La verdad es que Estados Unidos, pese a los problemas que presenta, y a las numerosas patologías sociales que exhibe, inevitables en una nación diversa y democrática de 323 millones de habitantes procedentes de todas las culturas, etnias y orígenes, es la primera e indiscutible potencia del mundo. No hay ninguna nación del planeta que, por ahora, le dispute la hegemonía.
En el 2016 su PIB está muy cerca de los 19 billones (trillions en inglés). Es el primero del mundo. Con menos del 5% de la población mundial, el país produce el 20% de los bienes y servicios que se generan en la Tierra, y su productividad es cinco veces mayor que la china.
El 86% de las transacciones internacionales se realizan en dólares. El dólar es la divisa más importante que existe, y una moneda-refugio en épocas turbulentas (como ahora). El índice de desempleo, en torno al 4,7%, es de los más bajos del mundo desarrollado, y si bien es cierto que se han destruido empleos industriales, han sido sustituidos por formas más apacibles y creativas de ganarse la vida en el sector de los servicios y en la llamada economía de la información.
Diecisiete de las 20 mejores universidades del planeta son norteamericanas. Es la sociedad, con mucho, que patenta más hallazgos científicos y técnicos. El inglés es la lengua franca de la humanidad. El resto de las naciones imitan, fundamentalmente, a Estados Unidos. Visten como los estadounidenses. Se curan las enfermedades como ellos. Componen música como ellos. Bailan como ellos. Ven sus películas, leen sus libros, hacen sus carreteras, hospitales, aeropuertos, casi todo, como ellos.
Las Fuerzas Armadas norteamericanas disponen de un presupuesto que excede los 600.000 millones de dólares. Más que todos sus enemigos potenciales combinados: China, Rusia, Corea del Norte, Irán y Venezuela. Su potencial capacidad destructiva es asombrosa. Ese aparato bélico no sólo es militarmente temido por el resto de las naciones, sino probablemente contribuye a la admiración que despierta el país.
Según la empresa The Anholt-GfK Roper Nation Brand Index, que encuesta seriamente el nivel de afecto que internacionalmente despiertan las cincuenta naciones más importantes del mundo, Estados Unidos está a la cabeza de todas. En 2014, por primera vez, fue Alemania, pero en el 2015 Estados Unidos recuperó la primacía.
Agréguesele a este cuadro la solidez institucional norteamericana.

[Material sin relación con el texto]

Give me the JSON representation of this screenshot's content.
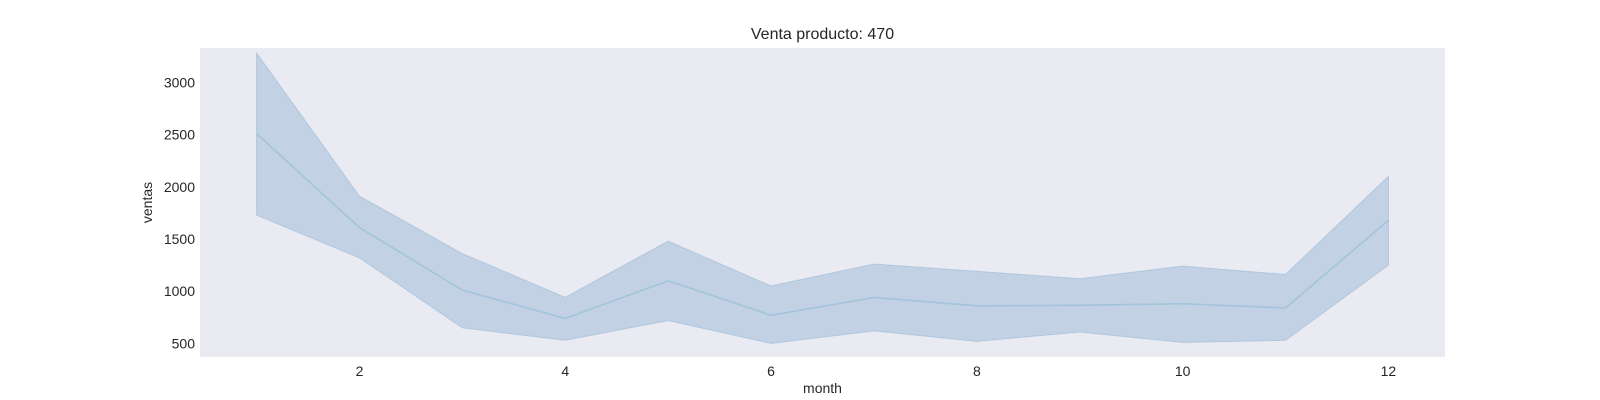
{
  "chart_data": {
    "type": "line",
    "title": "Venta producto: 470",
    "xlabel": "month",
    "ylabel": "ventas",
    "xlim": [
      0.45,
      12.55
    ],
    "ylim": [
      370,
      3330
    ],
    "xticks": [
      2,
      4,
      6,
      8,
      10,
      12
    ],
    "yticks": [
      500,
      1000,
      1500,
      2000,
      2500,
      3000
    ],
    "grid": false,
    "legend": "none",
    "colors": {
      "plot_background": "#eaeaf2",
      "line": "#a2c4dc",
      "band_fill": "#a7c2db",
      "band_edge": "#a7c2db"
    },
    "series": [
      {
        "x": [
          1,
          2,
          3,
          4,
          5,
          6,
          7,
          8,
          9,
          10,
          11,
          12
        ],
        "y": [
          2510,
          1610,
          1010,
          740,
          1100,
          770,
          940,
          860,
          865,
          880,
          840,
          1680
        ],
        "lower": [
          1730,
          1320,
          650,
          530,
          720,
          500,
          620,
          520,
          610,
          510,
          530,
          1250
        ],
        "upper": [
          3280,
          1910,
          1360,
          940,
          1480,
          1050,
          1260,
          1190,
          1120,
          1240,
          1160,
          2100
        ]
      }
    ]
  }
}
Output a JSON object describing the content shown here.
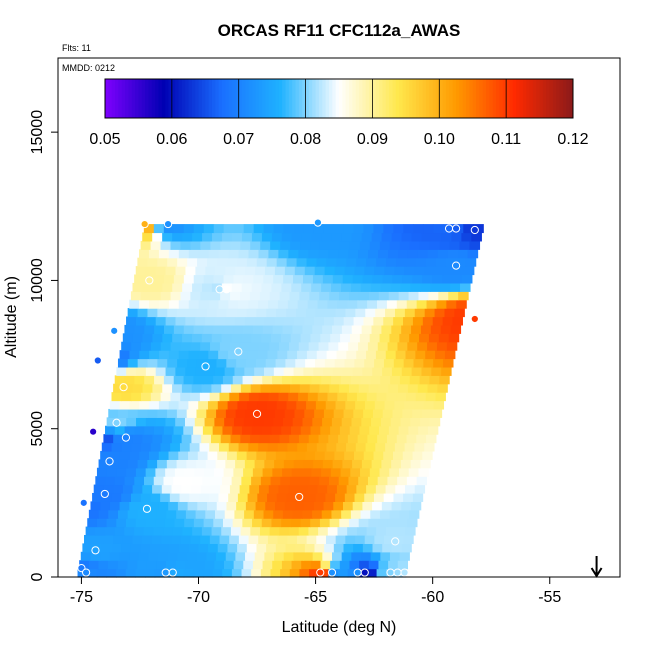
{
  "chart_data": {
    "type": "heatmap",
    "title": "ORCAS RF11 CFC112a_AWAS",
    "flights_note": "Flts: 11",
    "date_note": "MMDD: 0212",
    "xlabel": "Latitude (deg N)",
    "ylabel": "Altitude (m)",
    "xlim": [
      -76,
      -52
    ],
    "ylim": [
      0,
      17500
    ],
    "x_ticks": [
      -75,
      -70,
      -65,
      -60,
      -55
    ],
    "x_tick_labels": [
      "-75",
      "-70",
      "-65",
      "-60",
      "-55"
    ],
    "y_ticks": [
      0,
      5000,
      10000,
      15000
    ],
    "y_tick_labels": [
      "0",
      "5000",
      "10000",
      "15000"
    ],
    "colorbar": {
      "range": [
        0.05,
        0.12
      ],
      "ticks": [
        0.05,
        0.06,
        0.07,
        0.08,
        0.09,
        0.1,
        0.11,
        0.12
      ],
      "tick_labels": [
        "0.05",
        "0.06",
        "0.07",
        "0.08",
        "0.09",
        "0.10",
        "0.11",
        "0.12"
      ],
      "colors": [
        "#7f00ff",
        "#0000b3",
        "#1a6fff",
        "#1fb2ff",
        "#ffffff",
        "#ffe84d",
        "#ff9a00",
        "#ff2a00",
        "#8b1a1a"
      ]
    },
    "field_bounds": {
      "bottom_alt": 0,
      "top_alt": 11900,
      "left_lat_at_bottom": -75.2,
      "left_lat_at_top": -72.3,
      "right_lat_at_bottom": -61.2,
      "right_lat_at_top": -57.8
    },
    "field_grid": {
      "columns": 34,
      "rows": 42
    },
    "samples": [
      {
        "lat": -72.3,
        "alt": 11900,
        "value": 0.1
      },
      {
        "lat": -71.3,
        "alt": 11900,
        "value": 0.072
      },
      {
        "lat": -64.9,
        "alt": 11950,
        "value": 0.073
      },
      {
        "lat": -59.3,
        "alt": 11750,
        "value": 0.067
      },
      {
        "lat": -59.0,
        "alt": 11750,
        "value": 0.066
      },
      {
        "lat": -58.2,
        "alt": 11700,
        "value": 0.063
      },
      {
        "lat": -72.1,
        "alt": 10000,
        "value": 0.09
      },
      {
        "lat": -69.1,
        "alt": 9700,
        "value": 0.082
      },
      {
        "lat": -68.8,
        "alt": 9700,
        "value": 0.085
      },
      {
        "lat": -59.0,
        "alt": 10500,
        "value": 0.071
      },
      {
        "lat": -58.2,
        "alt": 8700,
        "value": 0.11
      },
      {
        "lat": -73.6,
        "alt": 8300,
        "value": 0.072
      },
      {
        "lat": -68.3,
        "alt": 7600,
        "value": 0.08
      },
      {
        "lat": -74.3,
        "alt": 7300,
        "value": 0.066
      },
      {
        "lat": -69.7,
        "alt": 7100,
        "value": 0.076
      },
      {
        "lat": -73.2,
        "alt": 6400,
        "value": 0.095
      },
      {
        "lat": -67.5,
        "alt": 5500,
        "value": 0.11
      },
      {
        "lat": -73.5,
        "alt": 5200,
        "value": 0.08
      },
      {
        "lat": -74.5,
        "alt": 4900,
        "value": 0.056
      },
      {
        "lat": -73.1,
        "alt": 4700,
        "value": 0.07
      },
      {
        "lat": -73.8,
        "alt": 3900,
        "value": 0.07
      },
      {
        "lat": -70.6,
        "alt": 3200,
        "value": 0.085
      },
      {
        "lat": -74.0,
        "alt": 2800,
        "value": 0.069
      },
      {
        "lat": -65.7,
        "alt": 2700,
        "value": 0.107
      },
      {
        "lat": -74.9,
        "alt": 2500,
        "value": 0.068
      },
      {
        "lat": -72.2,
        "alt": 2300,
        "value": 0.076
      },
      {
        "lat": -61.6,
        "alt": 1200,
        "value": 0.082
      },
      {
        "lat": -74.4,
        "alt": 900,
        "value": 0.074
      },
      {
        "lat": -75.0,
        "alt": 300,
        "value": 0.069
      },
      {
        "lat": -74.8,
        "alt": 150,
        "value": 0.071
      },
      {
        "lat": -71.4,
        "alt": 150,
        "value": 0.073
      },
      {
        "lat": -71.1,
        "alt": 150,
        "value": 0.075
      },
      {
        "lat": -64.8,
        "alt": 150,
        "value": 0.11
      },
      {
        "lat": -64.3,
        "alt": 150,
        "value": 0.072
      },
      {
        "lat": -63.2,
        "alt": 150,
        "value": 0.072
      },
      {
        "lat": -62.9,
        "alt": 150,
        "value": 0.06
      },
      {
        "lat": -61.8,
        "alt": 150,
        "value": 0.08
      },
      {
        "lat": -61.5,
        "alt": 150,
        "value": 0.081
      },
      {
        "lat": -61.2,
        "alt": 150,
        "value": 0.082
      }
    ],
    "arrow_marker": {
      "lat": -53.0,
      "direction": "down"
    }
  }
}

Hace pocas fechas la Declaración de Independencia cumplió 240 años. El país ha tenido presidentes extraordinarios y personajillos lamentables; periodos brillantes y mediocres; recesiones y ciclos de crecimiento; esclavos, hombres libres y libertos; legisladores venales y probos; jueces estupendos e idiotas; etapas de guerras y de paz; mujeres subyugadas y otras que han conquistado su espacio social valientemente; minorías silenciosas y aguerridas. Pero todas estas transformaciones y confrontaciones, algunas verdaderamente revolucionarias, han sucedido sin que se interrumpiera la ordenada transmisión de la autoridad, dentro de una legalidad imperfecta aunque funcional, que le confiere una enorme solidez al país.

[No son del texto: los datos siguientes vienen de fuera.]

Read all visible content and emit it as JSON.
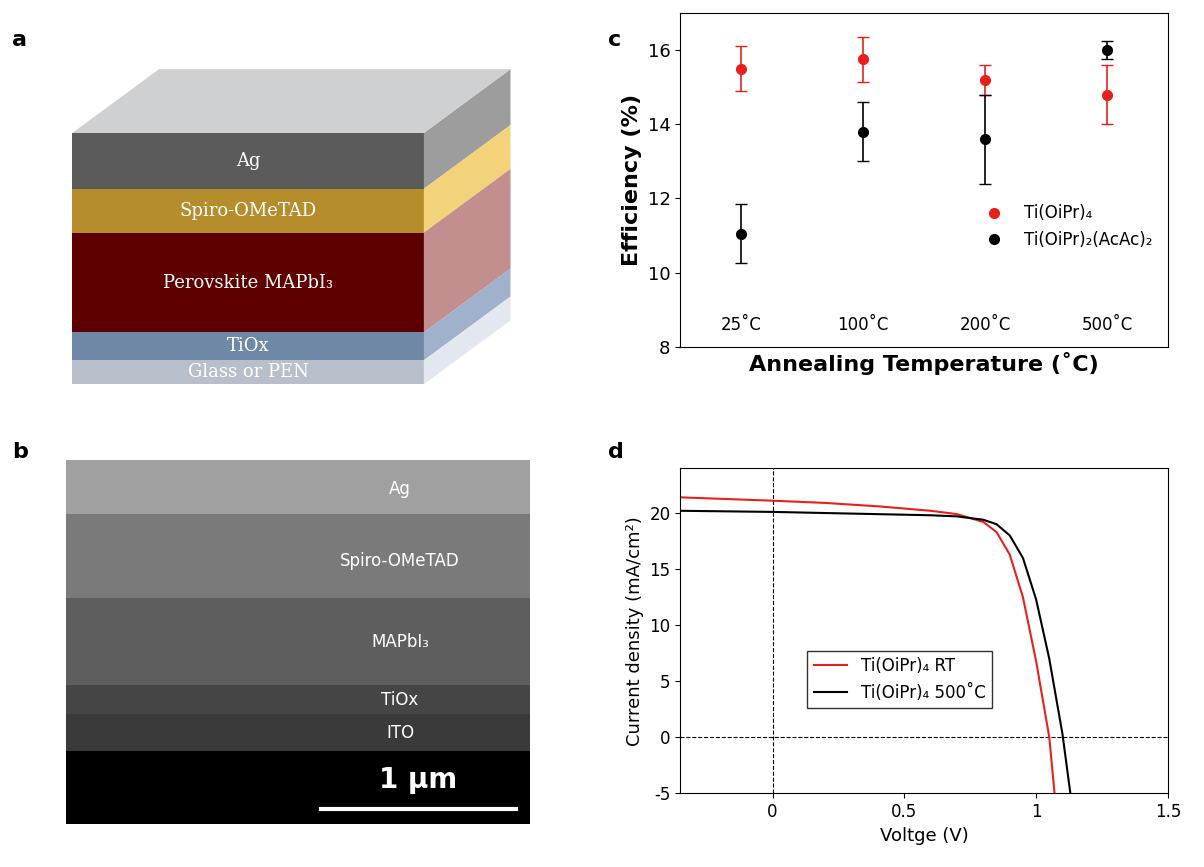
{
  "diagram": {
    "label": "a",
    "layers": [
      "Ag",
      "Spiro-OMeTAD",
      "Perovskite MAPbI₃",
      "TiOx",
      "Glass or PEN"
    ]
  },
  "sem_image": {
    "label": "b",
    "layers": [
      "Ag",
      "Spiro-OMeTAD",
      "MAPbI₃",
      "TiOx",
      "ITO"
    ],
    "scale_bar": "1 µm"
  },
  "chart_data": [
    {
      "label": "c",
      "type": "scatter",
      "x_label": "Annealing Temperature (˚C)",
      "y_label": "Efficiency (%)",
      "categories": [
        "25˚C",
        "100˚C",
        "200˚C",
        "500˚C"
      ],
      "ylim": [
        8,
        17
      ],
      "yticks": [
        8,
        10,
        12,
        14,
        16
      ],
      "legend": "right",
      "marker": "circle",
      "series": [
        {
          "name": "Ti(OiPr)₄",
          "color": "#e8201c",
          "values": [
            15.5,
            15.75,
            15.2,
            14.8
          ],
          "errors": [
            0.6,
            0.6,
            0.4,
            0.8
          ]
        },
        {
          "name": "Ti(OiPr)₂(AcAc)₂",
          "color": "#000000",
          "values": [
            11.05,
            13.8,
            13.6,
            16.0
          ],
          "errors": [
            0.8,
            0.8,
            1.2,
            0.25
          ]
        }
      ]
    },
    {
      "label": "d",
      "type": "line",
      "x_label": "Voltge (V)",
      "y_label": "Current density (mA/cm²)",
      "xlim": [
        -0.35,
        1.5
      ],
      "xticks": [
        0,
        0.5,
        1,
        1.5
      ],
      "ylim": [
        -5,
        24
      ],
      "yticks": [
        -5,
        0,
        5,
        10,
        15,
        20
      ],
      "vlines": [
        0
      ],
      "hlines": [
        0
      ],
      "legend": "center",
      "series": [
        {
          "name": "Ti(OiPr)₄ RT",
          "color": "#e8201c",
          "x": [
            -0.35,
            0,
            0.2,
            0.4,
            0.6,
            0.7,
            0.8,
            0.85,
            0.9,
            0.95,
            1.0,
            1.05,
            1.07
          ],
          "values": [
            21.4,
            21.1,
            20.9,
            20.6,
            20.2,
            19.9,
            19.2,
            18.3,
            16.3,
            12.5,
            6.8,
            0.0,
            -5.0
          ]
        },
        {
          "name": "Ti(OiPr)₄ 500˚C",
          "color": "#000000",
          "x": [
            -0.35,
            0,
            0.2,
            0.4,
            0.6,
            0.7,
            0.8,
            0.85,
            0.9,
            0.95,
            1.0,
            1.05,
            1.1,
            1.13
          ],
          "values": [
            20.2,
            20.1,
            20.0,
            19.9,
            19.8,
            19.7,
            19.4,
            19.0,
            18.0,
            16.0,
            12.3,
            7.0,
            0.3,
            -5.0
          ]
        }
      ]
    }
  ]
}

¿Hasta cuándo? No se sabe. Tenemos la melancólica certeza de que todas las naciones hegemónicas algún día dejan de serlo. Así ha sucedido siempre, pero todavía no hay síntomas de que Estados Unidos haya entrado en la fase de decadencia, aunque el señor Trump se empeñe en demostrar lo contrario, y aunque muchos de sus correligionarios, casi todos blancos, casi todos varones, casi todos ultranacionalistas y aislacionistas, coincidan en su percepción pesimista de la realidad. Sencillamente, se equivocan.